Essa questão da LIGA é algo tão fácil de se resolver que eu fico a pensar: será que as pessoas que estão à frente de nossas federações são incompetentes ou existe má fé explícita? Sejamos objetivos. O que é uma LIGA? É uma entidade de administração, certo? Portanto, como tal, por si só, já possui legitimidade. O que é uma federação? Também é uma entidade de administração, da mesma forma que as associações. A diferença é que a federação estadual é quem tem legitimidade para votar nas Assembléias da CBTKD.
Todas estas entidades cuidam de uma modalidade esportiva e marcial chamada taekwondo. E ensinam a mesma coisa. Por que então dificultar a entrada de uma Liga nos quadros de uma federação e da CBTKD para que os atletas daquelas entidades, que desejarem, disputem as competições estaduais promovidas? Não há explicação plausível para tal impedimento. Tal negativa chega a ser até um tanto burra.

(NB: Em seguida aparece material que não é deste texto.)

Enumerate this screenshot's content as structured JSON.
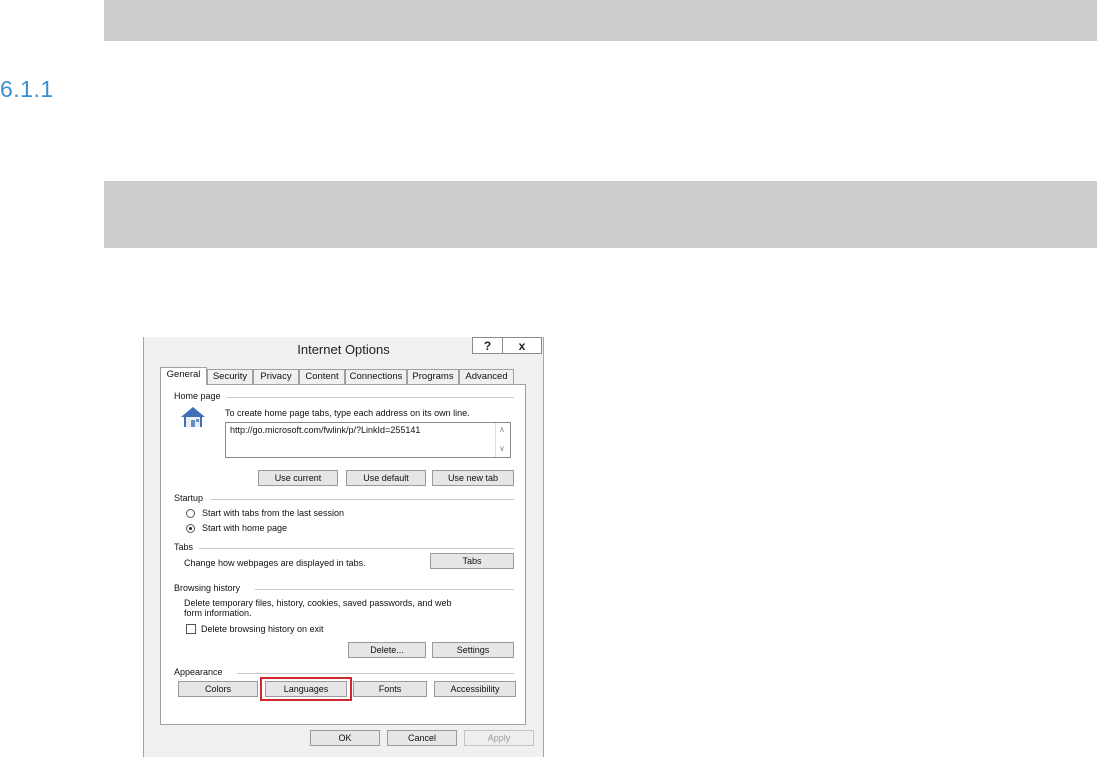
{
  "heading": "6.1.1",
  "dialog": {
    "title": "Internet Options",
    "help_label": "?",
    "close_label": "x",
    "tabs": [
      "General",
      "Security",
      "Privacy",
      "Content",
      "Connections",
      "Programs",
      "Advanced"
    ],
    "home_page": {
      "group_label": "Home page",
      "instruction": "To create home page tabs, type each address on its own line.",
      "address": "http://go.microsoft.com/fwlink/p/?LinkId=255141",
      "use_current": "Use current",
      "use_default": "Use default",
      "use_new_tab": "Use new tab"
    },
    "startup": {
      "group_label": "Startup",
      "option_last_session": "Start with tabs from the last session",
      "option_home_page": "Start with home page"
    },
    "tabs_group": {
      "group_label": "Tabs",
      "description": "Change how webpages are displayed in tabs.",
      "tabs_button": "Tabs"
    },
    "browsing_history": {
      "group_label": "Browsing history",
      "description_line1": "Delete temporary files, history, cookies, saved passwords, and web",
      "description_line2": "form information.",
      "delete_on_exit": "Delete browsing history on exit",
      "delete_button": "Delete...",
      "settings_button": "Settings"
    },
    "appearance": {
      "group_label": "Appearance",
      "colors": "Colors",
      "languages": "Languages",
      "fonts": "Fonts",
      "accessibility": "Accessibility"
    },
    "footer": {
      "ok": "OK",
      "cancel": "Cancel",
      "apply": "Apply"
    }
  },
  "colors": {
    "heading": "#3a8fcf",
    "highlight": "#d1272e",
    "bar": "#cccccc"
  },
  "icons": {
    "home": "home-icon"
  }
}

A Federação poderia muito bem aceitar a filiação da LIGA estadual (ou como filiada ou tão-somente como entidade vinculada), bem como o registro dos praticantes, alunos dos professores e mestres daquela entidade. Qual o problema? A legitimidade das graduações da LIGA? Isso é com eles. A Federação não precisa se meter nessas questões internas. Pra quê? Eles permanecem com a vida própria deles, organizando os seus eventos normalmente. A entidade estadual por sua vez apenas cumpre o seu papel social dentro das premissas Olímpicas. Na verdade, a federação só tem a ganhar com isso. O praticante da Liga é quem terá taxas a mais a pagar.
Existe uma sensação de que alguns dirigentes querem que o taekwondo seja exclusividade de uma só entidade. Gente, estamos no Brasil. A Lei daqui é clara nesse aspecto. O COB está começando a perceber o isolamento imposto a diversos praticantes de taekwondo. Isso pode gerar um problema sério.
Do lado da CBTKD, o presidente, grão-mestre Jung Roul Kim, poderia facilmente acabar com este problema aceitando além da LIGA em seus quadros (o que não daria absolutamente a ela poder de voto), o registro e a participação dos atletas desta entidade nas suas competições seletivas.
Feito isto, acabava-se o problema.
A menos que no meio desse impasse estejam os EXAMES DE FAIXA PRETA cuja fatia os dirigentes das federações não abram mão de abocanhar. Aí é outra história.
No fundo, no fundo, a impressão que me passa é de que tudo está ligado A ISSO.

Conclusão: Sempre os exames a impedir que a coisa ande.